For initialisms, choose "A" or "AN" based on the pronunciation of the first letter
The United Nations is abbreviated by the initialism "UN", i.e. the two letters are spoken separately, U and N. The U is pronounced "yoo" in English, so the preceding article would be "a", even though U is itself a vowel.
The choice of article depends on the pronunciation of U, and not on the word that follows.
A UN organisation is being formed to report on ...
I am pleased that there will be a UN investigation ...
The UK security service "MI-5" starts with a consonant, M. Because the letter M is pronounced "em", it is preceded by "an".
Bob strenuously denies being an MI-5 operative.
We calculate an L2-loss for this neural network
For acronyms, choose "A" or "AN" based on the pronunciation of the whole word.
If the letters are pronounced as if they formed a whole word, rather than as independent letters, it is called an acronym.
For acronyms, the pronunciation of the word spoken is the key.
Here in the UK, UNESCO is pronounced "yoo-nes-co".
I saw a UNESCO report.
If in your region you would say "oo-nes-co", then it is perfectly reasonable to say (in speech):
I saw an UNESCO report.
However, when writing for an international audience, it is advisable to use the article that fits the typical US/UK usage, which would be "a UNESCO". This will look natural to most readers, and your local readers will not find it surprising since they will be used to seeing that particular formation and mentally converting it to "an UNESCO".
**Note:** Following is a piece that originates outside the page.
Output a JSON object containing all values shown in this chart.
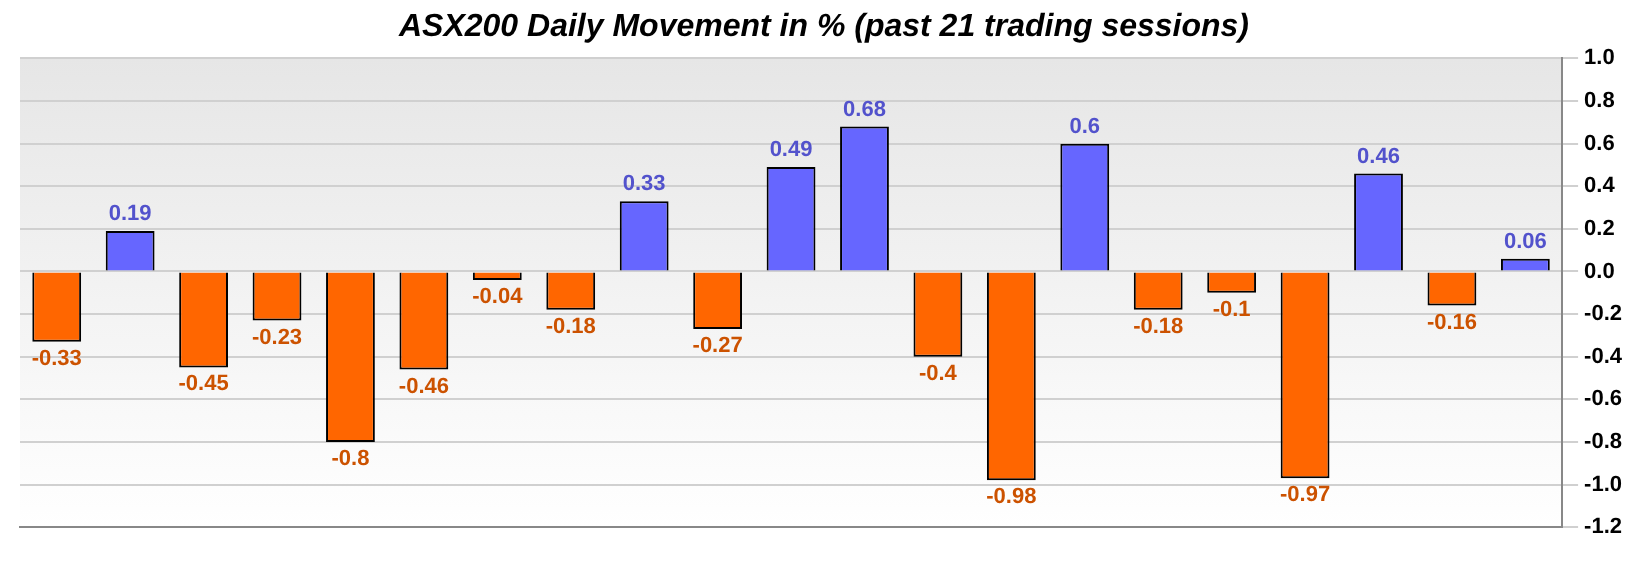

If the word could be an acronym or an initialism
For SATA, which could be pronounced S-A-T-A (initialism) or "saa ta" (acronym), you get to choose. In fact you get to choose regardless of whether you are the originator or not.
So by all means choose what seems more natural to you, but don't be upset if some later writers choose differently. They will choose what sounds more natural to them. We shouldn't get upset or possessive about these choices in writing as they are simply to help the spoken version be fluent. For example, a writer in a region where UNESCO is generally pronounced "oonesco" might choose to write "an UNESCO commission". It would look a little odd in isolation, if presented to a UK/US audience who pronounced it "yoonesco", but might be reasonable if it was known to be a transcript of a speech of someone from a region where it is pronounced "oonesco".